According to Ettlinger tracking down all the components of the snack cakes, which list 39 ingredients, was a major undertaking, especially after officials at Hostess refused to cooperate with the project. Time after time, PR guys stated that they can't really go into how those ingredients get made. And it's no wonder because much of the quality control is in the hands of foreign countries.

Bite into a Twinkie, you are chewing on an international nexus of suppliers. Most of our processed foods — salad dressing, ice cream, meal-replacement drinks — are processed with foreign additives: essential ones, like B vitamins for fortifying flour and the preservative sorbic acid, as well as Malaysian or Indonesian palm oil products, European wheat gluten, Peruvian colorants, Chadian gums and Swiss niacin, made from Swiss water, Swiss air (nitrogen) and North Atlantic or Middle Eastern oil.

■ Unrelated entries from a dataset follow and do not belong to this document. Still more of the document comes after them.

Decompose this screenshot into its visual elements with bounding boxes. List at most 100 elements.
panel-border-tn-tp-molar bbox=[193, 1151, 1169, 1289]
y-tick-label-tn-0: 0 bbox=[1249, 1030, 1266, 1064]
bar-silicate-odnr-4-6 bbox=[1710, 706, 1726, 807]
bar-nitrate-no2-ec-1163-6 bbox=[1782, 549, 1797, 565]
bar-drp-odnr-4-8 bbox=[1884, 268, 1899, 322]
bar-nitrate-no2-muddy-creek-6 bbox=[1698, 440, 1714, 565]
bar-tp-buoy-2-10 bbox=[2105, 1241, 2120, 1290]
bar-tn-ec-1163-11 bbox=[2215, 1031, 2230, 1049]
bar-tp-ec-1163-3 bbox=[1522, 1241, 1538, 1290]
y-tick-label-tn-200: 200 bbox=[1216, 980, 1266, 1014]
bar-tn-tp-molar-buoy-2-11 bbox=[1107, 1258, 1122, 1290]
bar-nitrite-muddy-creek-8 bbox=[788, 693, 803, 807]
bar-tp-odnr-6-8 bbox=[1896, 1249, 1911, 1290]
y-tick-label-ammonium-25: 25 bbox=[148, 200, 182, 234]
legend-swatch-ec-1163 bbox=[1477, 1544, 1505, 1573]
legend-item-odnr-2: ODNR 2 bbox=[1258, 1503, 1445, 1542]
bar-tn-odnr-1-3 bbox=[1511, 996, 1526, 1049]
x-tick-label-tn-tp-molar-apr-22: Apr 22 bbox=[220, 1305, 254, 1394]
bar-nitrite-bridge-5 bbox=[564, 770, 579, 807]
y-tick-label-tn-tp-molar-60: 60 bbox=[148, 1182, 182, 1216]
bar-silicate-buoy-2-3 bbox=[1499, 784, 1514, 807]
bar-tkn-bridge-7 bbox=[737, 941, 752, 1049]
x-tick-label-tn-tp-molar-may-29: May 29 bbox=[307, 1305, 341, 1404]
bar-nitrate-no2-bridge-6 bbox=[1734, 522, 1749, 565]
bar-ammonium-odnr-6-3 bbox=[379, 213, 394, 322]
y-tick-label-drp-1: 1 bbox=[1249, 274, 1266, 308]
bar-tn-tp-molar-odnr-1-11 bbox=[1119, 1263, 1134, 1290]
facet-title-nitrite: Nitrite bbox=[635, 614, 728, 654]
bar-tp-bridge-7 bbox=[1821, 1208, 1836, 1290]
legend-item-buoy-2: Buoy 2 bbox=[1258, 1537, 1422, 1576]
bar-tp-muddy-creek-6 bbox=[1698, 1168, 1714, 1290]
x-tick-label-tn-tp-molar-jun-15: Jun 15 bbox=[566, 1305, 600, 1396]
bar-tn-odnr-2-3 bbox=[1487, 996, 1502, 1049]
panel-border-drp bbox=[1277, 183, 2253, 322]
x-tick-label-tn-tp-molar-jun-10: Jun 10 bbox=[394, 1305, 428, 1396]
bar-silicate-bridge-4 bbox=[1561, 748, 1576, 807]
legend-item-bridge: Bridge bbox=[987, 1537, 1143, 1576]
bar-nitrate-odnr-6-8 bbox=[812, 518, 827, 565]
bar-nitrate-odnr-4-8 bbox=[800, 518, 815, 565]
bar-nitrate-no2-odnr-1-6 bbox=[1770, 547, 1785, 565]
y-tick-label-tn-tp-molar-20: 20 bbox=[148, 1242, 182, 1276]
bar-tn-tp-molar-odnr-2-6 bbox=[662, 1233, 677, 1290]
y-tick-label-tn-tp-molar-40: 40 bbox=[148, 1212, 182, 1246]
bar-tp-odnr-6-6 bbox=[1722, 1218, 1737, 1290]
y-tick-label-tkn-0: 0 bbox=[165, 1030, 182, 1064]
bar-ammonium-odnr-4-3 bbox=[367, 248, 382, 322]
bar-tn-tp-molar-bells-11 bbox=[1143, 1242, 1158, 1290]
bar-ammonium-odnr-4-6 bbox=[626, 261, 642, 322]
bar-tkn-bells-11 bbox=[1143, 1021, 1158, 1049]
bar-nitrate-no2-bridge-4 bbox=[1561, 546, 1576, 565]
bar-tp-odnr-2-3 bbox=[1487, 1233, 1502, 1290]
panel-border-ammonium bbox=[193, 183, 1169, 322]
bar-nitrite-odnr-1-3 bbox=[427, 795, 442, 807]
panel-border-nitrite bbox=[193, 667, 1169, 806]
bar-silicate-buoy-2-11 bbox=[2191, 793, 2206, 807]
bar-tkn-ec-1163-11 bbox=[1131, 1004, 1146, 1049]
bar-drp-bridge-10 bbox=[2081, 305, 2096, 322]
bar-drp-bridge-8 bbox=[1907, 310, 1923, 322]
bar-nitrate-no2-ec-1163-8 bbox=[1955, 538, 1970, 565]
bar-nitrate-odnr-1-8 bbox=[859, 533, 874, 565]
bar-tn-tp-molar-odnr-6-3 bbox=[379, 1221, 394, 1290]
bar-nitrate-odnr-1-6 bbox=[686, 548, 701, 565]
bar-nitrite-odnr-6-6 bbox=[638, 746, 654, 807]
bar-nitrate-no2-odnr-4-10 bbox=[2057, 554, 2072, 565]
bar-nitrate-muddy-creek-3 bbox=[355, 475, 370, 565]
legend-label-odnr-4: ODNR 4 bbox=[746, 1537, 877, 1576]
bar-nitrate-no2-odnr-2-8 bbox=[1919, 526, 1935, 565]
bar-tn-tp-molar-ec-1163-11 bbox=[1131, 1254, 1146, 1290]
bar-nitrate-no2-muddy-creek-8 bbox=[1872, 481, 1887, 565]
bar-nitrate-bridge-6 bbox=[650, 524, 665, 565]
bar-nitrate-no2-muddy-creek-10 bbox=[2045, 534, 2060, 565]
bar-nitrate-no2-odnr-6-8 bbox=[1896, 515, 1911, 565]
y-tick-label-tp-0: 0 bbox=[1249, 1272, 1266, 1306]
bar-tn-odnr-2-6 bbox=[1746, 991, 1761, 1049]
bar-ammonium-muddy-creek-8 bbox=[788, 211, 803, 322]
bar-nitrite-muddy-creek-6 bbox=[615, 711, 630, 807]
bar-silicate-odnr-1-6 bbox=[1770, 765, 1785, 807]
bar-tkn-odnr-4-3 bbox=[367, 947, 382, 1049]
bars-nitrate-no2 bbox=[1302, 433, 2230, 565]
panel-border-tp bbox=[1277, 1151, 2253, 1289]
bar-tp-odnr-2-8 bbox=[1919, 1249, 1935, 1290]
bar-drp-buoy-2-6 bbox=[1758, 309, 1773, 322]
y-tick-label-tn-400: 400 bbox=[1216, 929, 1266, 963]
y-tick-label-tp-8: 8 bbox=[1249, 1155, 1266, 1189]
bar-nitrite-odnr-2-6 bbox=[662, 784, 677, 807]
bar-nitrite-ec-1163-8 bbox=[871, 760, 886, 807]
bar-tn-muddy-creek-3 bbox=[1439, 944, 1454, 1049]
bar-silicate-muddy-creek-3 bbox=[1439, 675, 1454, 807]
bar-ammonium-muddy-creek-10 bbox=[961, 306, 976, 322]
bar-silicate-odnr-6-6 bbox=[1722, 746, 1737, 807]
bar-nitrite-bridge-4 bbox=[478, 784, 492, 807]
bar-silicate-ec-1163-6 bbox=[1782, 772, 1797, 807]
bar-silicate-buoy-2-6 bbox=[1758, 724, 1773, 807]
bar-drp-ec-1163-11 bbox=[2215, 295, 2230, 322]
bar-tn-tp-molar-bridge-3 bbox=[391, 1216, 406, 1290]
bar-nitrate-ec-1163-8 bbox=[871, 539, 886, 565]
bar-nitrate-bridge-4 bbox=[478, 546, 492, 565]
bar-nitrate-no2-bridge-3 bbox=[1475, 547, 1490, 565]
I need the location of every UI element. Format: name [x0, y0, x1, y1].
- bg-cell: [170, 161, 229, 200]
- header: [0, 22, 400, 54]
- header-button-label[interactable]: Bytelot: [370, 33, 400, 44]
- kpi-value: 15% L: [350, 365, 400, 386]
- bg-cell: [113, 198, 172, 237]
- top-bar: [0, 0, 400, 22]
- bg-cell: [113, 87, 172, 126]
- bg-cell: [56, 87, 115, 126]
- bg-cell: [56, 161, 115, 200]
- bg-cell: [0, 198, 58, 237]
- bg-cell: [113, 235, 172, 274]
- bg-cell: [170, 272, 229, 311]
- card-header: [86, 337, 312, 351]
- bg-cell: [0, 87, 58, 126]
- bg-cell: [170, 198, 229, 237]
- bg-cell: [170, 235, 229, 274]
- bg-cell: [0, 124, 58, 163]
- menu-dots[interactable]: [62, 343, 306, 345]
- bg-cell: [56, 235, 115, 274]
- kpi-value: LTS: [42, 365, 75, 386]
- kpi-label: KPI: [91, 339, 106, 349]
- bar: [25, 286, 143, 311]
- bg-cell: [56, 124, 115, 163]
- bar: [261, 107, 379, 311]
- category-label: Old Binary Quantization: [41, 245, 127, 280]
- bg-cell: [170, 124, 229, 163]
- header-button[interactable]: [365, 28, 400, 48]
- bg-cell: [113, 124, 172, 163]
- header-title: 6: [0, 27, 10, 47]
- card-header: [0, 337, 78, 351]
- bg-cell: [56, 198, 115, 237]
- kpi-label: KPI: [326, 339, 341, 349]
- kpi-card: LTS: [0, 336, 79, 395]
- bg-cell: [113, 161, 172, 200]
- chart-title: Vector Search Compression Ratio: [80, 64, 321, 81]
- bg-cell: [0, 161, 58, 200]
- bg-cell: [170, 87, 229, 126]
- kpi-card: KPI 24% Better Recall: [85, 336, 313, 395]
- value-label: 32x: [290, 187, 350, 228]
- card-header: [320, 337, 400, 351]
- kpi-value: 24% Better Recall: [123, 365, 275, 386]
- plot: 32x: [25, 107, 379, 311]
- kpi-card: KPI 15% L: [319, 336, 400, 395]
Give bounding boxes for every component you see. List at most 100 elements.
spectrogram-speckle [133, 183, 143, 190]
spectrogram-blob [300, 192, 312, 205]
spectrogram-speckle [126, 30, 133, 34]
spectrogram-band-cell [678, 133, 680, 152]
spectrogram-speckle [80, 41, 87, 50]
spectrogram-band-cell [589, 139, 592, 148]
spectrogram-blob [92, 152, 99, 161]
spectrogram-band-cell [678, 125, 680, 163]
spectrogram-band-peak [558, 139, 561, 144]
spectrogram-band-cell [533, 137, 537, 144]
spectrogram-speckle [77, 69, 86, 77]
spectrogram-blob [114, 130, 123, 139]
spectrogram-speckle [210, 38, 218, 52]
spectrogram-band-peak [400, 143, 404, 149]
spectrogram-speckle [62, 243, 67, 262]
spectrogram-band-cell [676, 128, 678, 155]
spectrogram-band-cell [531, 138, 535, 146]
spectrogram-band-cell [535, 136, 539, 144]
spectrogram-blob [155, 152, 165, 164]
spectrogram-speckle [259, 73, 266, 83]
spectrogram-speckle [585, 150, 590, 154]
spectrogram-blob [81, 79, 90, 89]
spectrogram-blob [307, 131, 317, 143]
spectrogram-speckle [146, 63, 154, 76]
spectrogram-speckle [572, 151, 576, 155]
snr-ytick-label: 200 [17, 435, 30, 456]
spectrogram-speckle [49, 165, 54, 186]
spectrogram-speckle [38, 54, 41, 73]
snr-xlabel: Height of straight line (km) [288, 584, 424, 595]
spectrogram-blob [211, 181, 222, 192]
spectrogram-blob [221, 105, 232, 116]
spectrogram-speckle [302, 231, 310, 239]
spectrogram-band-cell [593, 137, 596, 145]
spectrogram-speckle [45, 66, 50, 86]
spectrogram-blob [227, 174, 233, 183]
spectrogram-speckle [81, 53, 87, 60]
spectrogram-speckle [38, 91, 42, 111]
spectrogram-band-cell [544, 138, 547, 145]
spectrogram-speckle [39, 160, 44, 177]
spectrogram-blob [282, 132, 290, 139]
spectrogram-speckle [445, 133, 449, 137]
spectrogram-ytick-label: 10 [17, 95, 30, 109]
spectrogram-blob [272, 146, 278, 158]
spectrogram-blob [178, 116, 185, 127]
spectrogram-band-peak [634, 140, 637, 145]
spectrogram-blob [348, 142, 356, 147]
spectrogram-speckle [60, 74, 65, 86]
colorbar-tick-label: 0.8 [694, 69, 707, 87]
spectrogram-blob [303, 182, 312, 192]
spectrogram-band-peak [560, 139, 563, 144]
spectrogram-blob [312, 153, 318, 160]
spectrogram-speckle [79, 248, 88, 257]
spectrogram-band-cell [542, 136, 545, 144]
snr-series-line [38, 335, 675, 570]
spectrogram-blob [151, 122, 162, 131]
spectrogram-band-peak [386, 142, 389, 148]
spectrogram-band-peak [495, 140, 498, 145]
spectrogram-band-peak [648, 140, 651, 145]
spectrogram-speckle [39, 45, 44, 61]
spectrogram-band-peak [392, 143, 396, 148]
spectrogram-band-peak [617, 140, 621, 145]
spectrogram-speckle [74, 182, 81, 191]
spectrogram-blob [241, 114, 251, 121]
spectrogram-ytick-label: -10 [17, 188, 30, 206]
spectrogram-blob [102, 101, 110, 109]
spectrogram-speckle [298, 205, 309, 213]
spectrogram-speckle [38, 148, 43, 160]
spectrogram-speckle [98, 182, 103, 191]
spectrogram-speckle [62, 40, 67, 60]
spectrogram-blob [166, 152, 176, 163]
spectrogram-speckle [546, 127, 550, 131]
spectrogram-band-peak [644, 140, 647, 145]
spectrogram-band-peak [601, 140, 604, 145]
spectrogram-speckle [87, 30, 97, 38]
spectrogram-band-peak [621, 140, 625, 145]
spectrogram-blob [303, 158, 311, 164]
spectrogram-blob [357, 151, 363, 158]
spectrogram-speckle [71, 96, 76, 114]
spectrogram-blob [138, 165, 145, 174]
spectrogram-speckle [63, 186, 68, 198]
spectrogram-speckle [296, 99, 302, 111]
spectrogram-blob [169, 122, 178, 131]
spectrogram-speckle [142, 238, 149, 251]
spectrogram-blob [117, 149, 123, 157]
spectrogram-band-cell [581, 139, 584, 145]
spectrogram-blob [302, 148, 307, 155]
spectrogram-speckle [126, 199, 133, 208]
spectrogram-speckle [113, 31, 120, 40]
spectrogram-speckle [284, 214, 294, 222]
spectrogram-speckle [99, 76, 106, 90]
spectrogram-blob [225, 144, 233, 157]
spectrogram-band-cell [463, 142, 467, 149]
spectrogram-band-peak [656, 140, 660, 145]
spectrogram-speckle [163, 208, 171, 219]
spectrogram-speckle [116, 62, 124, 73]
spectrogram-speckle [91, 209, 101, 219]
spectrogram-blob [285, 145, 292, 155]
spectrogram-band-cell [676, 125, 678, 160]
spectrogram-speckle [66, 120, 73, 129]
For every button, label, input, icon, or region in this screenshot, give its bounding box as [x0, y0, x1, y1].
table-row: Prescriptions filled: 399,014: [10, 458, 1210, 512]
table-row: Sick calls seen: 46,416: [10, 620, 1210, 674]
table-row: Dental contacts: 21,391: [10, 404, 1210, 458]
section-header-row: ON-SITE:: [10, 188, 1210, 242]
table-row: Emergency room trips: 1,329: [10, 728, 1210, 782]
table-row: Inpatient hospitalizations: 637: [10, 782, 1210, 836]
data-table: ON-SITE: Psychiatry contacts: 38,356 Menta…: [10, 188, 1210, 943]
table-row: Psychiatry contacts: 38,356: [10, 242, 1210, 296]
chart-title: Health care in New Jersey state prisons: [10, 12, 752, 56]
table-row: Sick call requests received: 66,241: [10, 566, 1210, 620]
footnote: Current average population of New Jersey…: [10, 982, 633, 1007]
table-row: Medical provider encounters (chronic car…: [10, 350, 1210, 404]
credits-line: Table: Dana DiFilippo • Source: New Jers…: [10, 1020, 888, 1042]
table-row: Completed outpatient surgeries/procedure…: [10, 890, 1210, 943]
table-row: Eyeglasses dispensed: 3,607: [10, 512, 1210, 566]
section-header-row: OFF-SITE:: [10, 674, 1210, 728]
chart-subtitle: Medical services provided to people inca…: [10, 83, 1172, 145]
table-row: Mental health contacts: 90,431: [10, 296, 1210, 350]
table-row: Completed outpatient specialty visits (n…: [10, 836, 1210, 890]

No major domestic vitamin or sorbic acid manufacturers remain in the U.S. Our last vitamin C plant closed in 2005. This leads to lower food and pharmaceutical prices, but perhaps at the cost of quality control. "How can you have quality control when you don't even know where the ingredient is coming from? During my Twinkie research, I was particularly surprised that many American food additive 'manufacturers' buy chemicals, especially vitamins, from distributors and do not know, or don't ask, where they come from," said Ettlinger.